Nach herkömmlicher Ansicht bedeuten sinkende Zinsen gleichzeitig steigende Aktienkurse. Der Verkauf der letzten Wochen hat dies bestätigt. Der Zins für langfristige Kapitalanlagen hat sich von zeitweise 8 1/4 Prozent auf 7 1/2 Prozent zurückgebildet, auf einen Stand, der zuletzt im ersten Halbjahr 1983 notiert wurde.

Bisher haben sich weniger Inländer durch die gesunkenen Zinsen zum Aktienkauf anregen lassen als Ausländer. Sie wollen den für sie günstigen Dollar-Kurs zum Erwerb deutscher Wertpapiere nutzen. Dem liegt die Erwartung zugrunde, sowohl an weiter steigenden Aktienkursen als auch an einer sich eines Tages wieder befestigenden Mark verdienen zu können.

Die Hoffnung auf steigende Aktienkurse an der deutschen Börse ließen sich die Ausländer durch Gewinnschätzungen namhafter -deutscher Banken untermauern.

Die deutschen Großanleger, vor allem die Versicherungsgesellschaften, vermögen dem Kursoptimismus der Ausländer nicht ungeschmälert zu folgen. Und auch für einen Teil der wertpapierinteressierten Privatkundschaft war die Hausse am deutschen Aktienmarkt „eigentlich“ schon im Februar dieses Jahres vorüber. Sie scheuen vor neuer Engagements zu einem Zeitpunkt zurück, der möglicherweise den Kursgipfel der Aufwärtsbewegung darstellt und es danach Jahre dauern kann, bis die jetzt erworbenen Papiere mit Gewinn verkauft werden können.

Zwar beurteilen auch die Inländer die weitere Konjunkturentwicklung positiv. Was sie zur Vorsicht mahnt, ist die Entwicklung der Devisenkurse. Es wird befürchtet, daß bei sich befestigender Mark immer mehr Ausländer Währungsgewinne realisieren wollen und sich zu diesem Zweck massiv von ihren deutschen Aktien trennen werden. Katastrophale Folgen für deren Kurse sind absehbar.

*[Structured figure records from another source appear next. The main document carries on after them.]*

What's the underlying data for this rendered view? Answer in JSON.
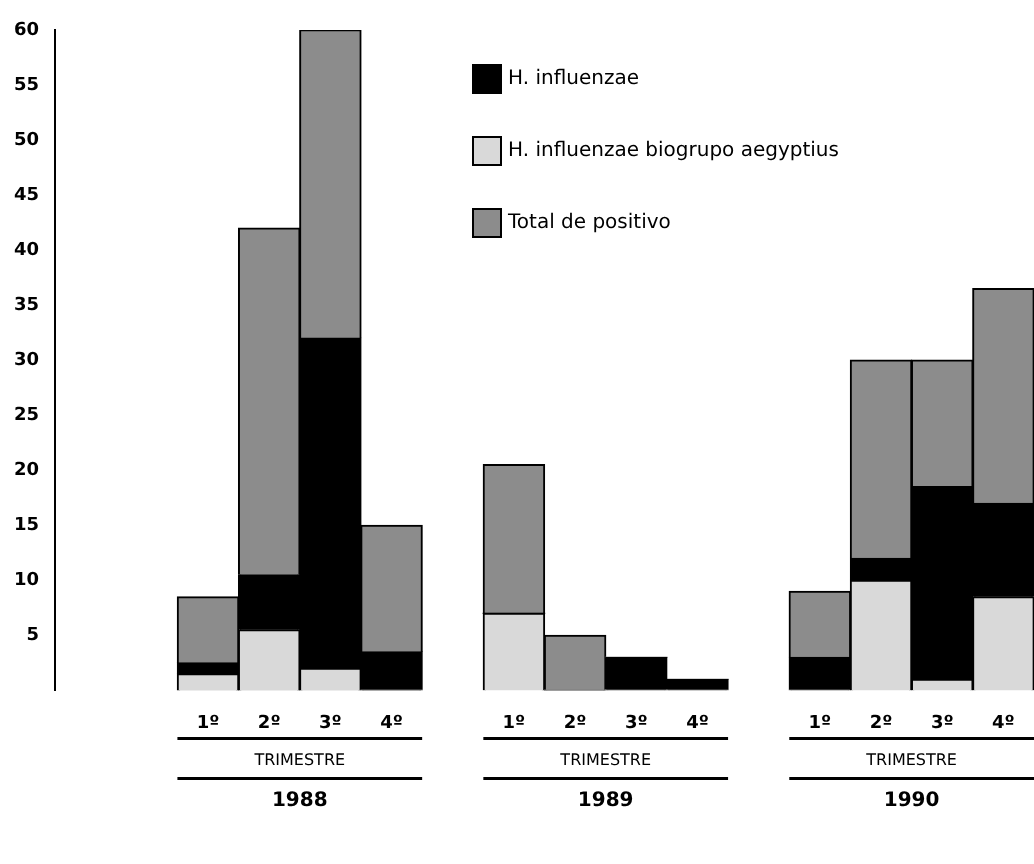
{
  "chart_data": {
    "type": "bar",
    "stacked": true,
    "categories": [
      null,
      null,
      "1º",
      "2º",
      "3º",
      "4º",
      null,
      "1º",
      "2º",
      "3º",
      "4º",
      null,
      "1º",
      "2º",
      "3º",
      "4º"
    ],
    "series": [
      {
        "name": "H. influenzae biogrupo aegyptius",
        "color": "#d9d9d9",
        "values": [
          null,
          null,
          1.5,
          5.5,
          2,
          0,
          null,
          7,
          0,
          0,
          0,
          null,
          0,
          10,
          1,
          8.5
        ]
      },
      {
        "name": "H. influenzae",
        "color": "#000000",
        "values": [
          null,
          null,
          1,
          5,
          30,
          3.5,
          null,
          0,
          0,
          3,
          1,
          null,
          3,
          2,
          17.5,
          8.5
        ]
      },
      {
        "name": "Total de positivo",
        "color": "#8c8c8c",
        "values": [
          null,
          null,
          6,
          31.5,
          28,
          11.5,
          null,
          13.5,
          5,
          0,
          0,
          null,
          6,
          18,
          11.5,
          19.5
        ]
      }
    ],
    "ylim": [
      0,
      60
    ],
    "yticks": [
      5,
      10,
      15,
      20,
      25,
      30,
      35,
      40,
      45,
      50,
      55,
      60
    ],
    "legend": "top right",
    "grid": false,
    "annotations": [
      "TRIMESTRE",
      "1988",
      "TRIMESTRE",
      "1989",
      "TRIMESTRE",
      "1990"
    ]
  }
}
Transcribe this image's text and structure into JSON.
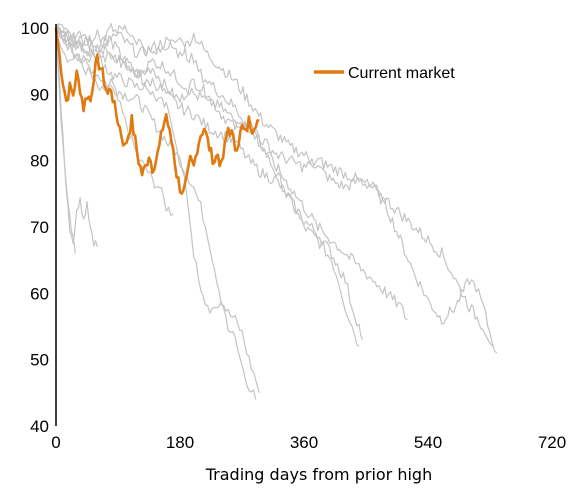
{
  "chart_data": {
    "type": "line",
    "title": "",
    "xlabel": "Trading days from prior high",
    "ylabel": "",
    "xlim": [
      0,
      720
    ],
    "ylim": [
      40,
      100
    ],
    "x_ticks": [
      "0",
      "180",
      "360",
      "540",
      "720"
    ],
    "y_ticks": [
      "100",
      "90",
      "80",
      "70",
      "60",
      "50",
      "40"
    ],
    "grid": false,
    "legend": {
      "position": "top-right",
      "entries": [
        "Current market"
      ]
    },
    "colors": {
      "current": "#e07a10",
      "historical": "#c4c4c4",
      "axis": "#000000"
    },
    "series": [
      {
        "name": "Current market",
        "highlight": true,
        "points": [
          [
            0,
            100
          ],
          [
            5,
            96
          ],
          [
            10,
            92
          ],
          [
            15,
            89
          ],
          [
            20,
            91
          ],
          [
            25,
            90
          ],
          [
            30,
            93
          ],
          [
            35,
            91
          ],
          [
            40,
            88
          ],
          [
            45,
            90
          ],
          [
            50,
            89
          ],
          [
            55,
            93
          ],
          [
            60,
            95
          ],
          [
            65,
            94
          ],
          [
            70,
            92
          ],
          [
            75,
            90
          ],
          [
            80,
            91
          ],
          [
            85,
            88
          ],
          [
            90,
            86
          ],
          [
            95,
            84
          ],
          [
            100,
            82
          ],
          [
            105,
            84
          ],
          [
            110,
            86
          ],
          [
            115,
            83
          ],
          [
            120,
            80
          ],
          [
            125,
            78
          ],
          [
            130,
            79
          ],
          [
            135,
            81
          ],
          [
            140,
            79
          ],
          [
            145,
            80
          ],
          [
            150,
            82
          ],
          [
            155,
            85
          ],
          [
            160,
            87
          ],
          [
            165,
            84
          ],
          [
            170,
            82
          ],
          [
            175,
            78
          ],
          [
            180,
            76
          ],
          [
            185,
            75
          ],
          [
            190,
            77
          ],
          [
            195,
            80
          ],
          [
            200,
            79
          ],
          [
            205,
            82
          ],
          [
            210,
            84
          ],
          [
            215,
            85
          ],
          [
            220,
            83
          ],
          [
            225,
            81
          ],
          [
            230,
            80
          ],
          [
            235,
            81
          ],
          [
            240,
            79
          ],
          [
            245,
            82
          ],
          [
            250,
            85
          ],
          [
            255,
            84
          ],
          [
            260,
            82
          ],
          [
            265,
            83
          ],
          [
            270,
            85
          ],
          [
            275,
            84
          ],
          [
            280,
            86
          ],
          [
            285,
            85
          ],
          [
            290,
            86
          ],
          [
            295,
            86
          ]
        ]
      },
      {
        "points": [
          [
            0,
            100
          ],
          [
            5,
            92
          ],
          [
            10,
            84
          ],
          [
            15,
            76
          ],
          [
            20,
            70
          ],
          [
            25,
            68
          ],
          [
            30,
            72
          ],
          [
            35,
            75
          ],
          [
            40,
            71
          ],
          [
            45,
            74
          ],
          [
            50,
            70
          ],
          [
            55,
            68
          ],
          [
            60,
            67
          ]
        ]
      },
      {
        "points": [
          [
            0,
            100
          ],
          [
            5,
            90
          ],
          [
            10,
            82
          ],
          [
            15,
            76
          ],
          [
            20,
            72
          ],
          [
            25,
            68
          ],
          [
            28,
            66
          ]
        ]
      },
      {
        "points": [
          [
            0,
            100
          ],
          [
            10,
            97
          ],
          [
            20,
            95
          ],
          [
            30,
            96
          ],
          [
            40,
            94
          ],
          [
            50,
            93
          ],
          [
            60,
            91
          ],
          [
            70,
            90
          ],
          [
            80,
            92
          ],
          [
            90,
            89
          ],
          [
            100,
            86
          ],
          [
            110,
            83
          ],
          [
            120,
            80
          ],
          [
            130,
            79
          ],
          [
            140,
            77
          ],
          [
            150,
            76
          ],
          [
            160,
            73
          ],
          [
            170,
            72
          ]
        ]
      },
      {
        "points": [
          [
            0,
            100
          ],
          [
            20,
            98
          ],
          [
            40,
            97
          ],
          [
            60,
            99
          ],
          [
            80,
            96
          ],
          [
            100,
            95
          ],
          [
            120,
            93
          ],
          [
            140,
            90
          ],
          [
            160,
            88
          ],
          [
            170,
            85
          ],
          [
            180,
            80
          ],
          [
            190,
            75
          ],
          [
            200,
            66
          ],
          [
            210,
            60
          ],
          [
            220,
            58
          ],
          [
            230,
            57
          ],
          [
            240,
            59
          ],
          [
            250,
            55
          ],
          [
            260,
            53
          ],
          [
            270,
            49
          ],
          [
            280,
            46
          ],
          [
            290,
            44
          ]
        ]
      },
      {
        "points": [
          [
            0,
            100
          ],
          [
            20,
            97
          ],
          [
            40,
            95
          ],
          [
            60,
            93
          ],
          [
            80,
            91
          ],
          [
            100,
            90
          ],
          [
            120,
            89
          ],
          [
            140,
            86
          ],
          [
            160,
            83
          ],
          [
            180,
            80
          ],
          [
            190,
            78
          ],
          [
            200,
            76
          ],
          [
            210,
            73
          ],
          [
            220,
            69
          ],
          [
            230,
            64
          ],
          [
            240,
            59
          ],
          [
            250,
            57
          ],
          [
            260,
            56
          ],
          [
            270,
            54
          ],
          [
            280,
            50
          ],
          [
            290,
            47
          ],
          [
            295,
            45
          ]
        ]
      },
      {
        "points": [
          [
            0,
            100
          ],
          [
            20,
            99
          ],
          [
            40,
            97
          ],
          [
            60,
            96
          ],
          [
            80,
            98
          ],
          [
            100,
            95
          ],
          [
            120,
            93
          ],
          [
            140,
            94
          ],
          [
            160,
            91
          ],
          [
            180,
            89
          ],
          [
            200,
            92
          ],
          [
            220,
            90
          ],
          [
            240,
            87
          ],
          [
            260,
            85
          ],
          [
            280,
            86
          ],
          [
            300,
            82
          ],
          [
            320,
            78
          ],
          [
            340,
            74
          ],
          [
            360,
            70
          ],
          [
            380,
            68
          ],
          [
            400,
            65
          ],
          [
            410,
            62
          ],
          [
            420,
            58
          ],
          [
            430,
            55
          ],
          [
            440,
            52
          ]
        ]
      },
      {
        "points": [
          [
            0,
            100
          ],
          [
            20,
            98
          ],
          [
            40,
            99
          ],
          [
            60,
            97
          ],
          [
            80,
            100
          ],
          [
            100,
            98
          ],
          [
            120,
            96
          ],
          [
            140,
            97
          ],
          [
            160,
            98
          ],
          [
            180,
            96
          ],
          [
            200,
            99
          ],
          [
            220,
            96
          ],
          [
            240,
            94
          ],
          [
            260,
            92
          ],
          [
            280,
            89
          ],
          [
            300,
            86
          ],
          [
            320,
            84
          ],
          [
            340,
            82
          ],
          [
            360,
            81
          ],
          [
            380,
            79
          ],
          [
            400,
            77
          ],
          [
            420,
            76
          ],
          [
            440,
            77
          ],
          [
            460,
            76
          ],
          [
            480,
            73
          ],
          [
            500,
            68
          ],
          [
            520,
            63
          ],
          [
            540,
            59
          ],
          [
            560,
            56
          ],
          [
            580,
            58
          ],
          [
            600,
            62
          ],
          [
            610,
            61
          ],
          [
            620,
            58
          ],
          [
            630,
            54
          ],
          [
            640,
            51
          ]
        ]
      },
      {
        "points": [
          [
            0,
            100
          ],
          [
            20,
            97
          ],
          [
            40,
            95
          ],
          [
            60,
            96
          ],
          [
            80,
            93
          ],
          [
            100,
            92
          ],
          [
            120,
            91
          ],
          [
            140,
            92
          ],
          [
            160,
            90
          ],
          [
            180,
            88
          ],
          [
            200,
            87
          ],
          [
            220,
            85
          ],
          [
            240,
            84
          ],
          [
            260,
            83
          ],
          [
            280,
            80
          ],
          [
            300,
            78
          ],
          [
            320,
            77
          ],
          [
            340,
            74
          ],
          [
            360,
            71
          ],
          [
            380,
            69
          ],
          [
            400,
            66
          ],
          [
            420,
            62
          ],
          [
            430,
            58
          ],
          [
            440,
            55
          ],
          [
            445,
            53
          ]
        ]
      },
      {
        "points": [
          [
            0,
            100
          ],
          [
            20,
            98
          ],
          [
            40,
            97
          ],
          [
            60,
            95
          ],
          [
            80,
            96
          ],
          [
            100,
            94
          ],
          [
            120,
            93
          ],
          [
            140,
            95
          ],
          [
            160,
            94
          ],
          [
            180,
            92
          ],
          [
            200,
            90
          ],
          [
            220,
            89
          ],
          [
            240,
            88
          ],
          [
            260,
            86
          ],
          [
            280,
            85
          ],
          [
            300,
            83
          ],
          [
            320,
            81
          ],
          [
            340,
            80
          ],
          [
            360,
            79
          ],
          [
            380,
            80
          ],
          [
            400,
            79
          ],
          [
            420,
            78
          ],
          [
            440,
            77
          ],
          [
            460,
            76
          ],
          [
            480,
            74
          ],
          [
            500,
            72
          ],
          [
            520,
            70
          ],
          [
            540,
            68
          ],
          [
            560,
            66
          ],
          [
            580,
            62
          ],
          [
            600,
            58
          ],
          [
            620,
            55
          ],
          [
            635,
            52
          ]
        ]
      },
      {
        "points": [
          [
            0,
            100
          ],
          [
            20,
            99
          ],
          [
            40,
            98
          ],
          [
            60,
            97
          ],
          [
            80,
            99
          ],
          [
            100,
            100
          ],
          [
            120,
            98
          ],
          [
            140,
            96
          ],
          [
            160,
            97
          ],
          [
            170,
            99
          ],
          [
            180,
            98
          ],
          [
            190,
            96
          ],
          [
            200,
            95
          ],
          [
            210,
            93
          ],
          [
            220,
            92
          ],
          [
            240,
            90
          ],
          [
            260,
            88
          ],
          [
            280,
            85
          ],
          [
            300,
            82
          ],
          [
            320,
            79
          ],
          [
            340,
            76
          ],
          [
            360,
            73
          ],
          [
            380,
            70
          ],
          [
            400,
            68
          ],
          [
            420,
            66
          ],
          [
            440,
            64
          ],
          [
            460,
            62
          ],
          [
            480,
            60
          ],
          [
            500,
            58
          ],
          [
            510,
            56
          ]
        ]
      }
    ]
  }
}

Ein weiterer Punkt, der inländische Anleger offensichtlich zur Vorsicht mahnt, liegt in der politischen Entwicklung in der Bundesrepublik. An den Börsen wurde der Atem angehalten, als das Ergebnis der Kommunalwahlen in Nordrhein-Westfalen vorlag.

Es gab diesmal keine Auswirkungen. Eine Kommunalwahl wird „draußen“ offenbar nicht ernstgenommen. Wie steht es aber mit den kommenden Landtagswahlen? Werden danach die Ausländer die Bundesrepublik als „politisch sicheres“ Land abschreiben? Es kommt auf die Ergebnisse an.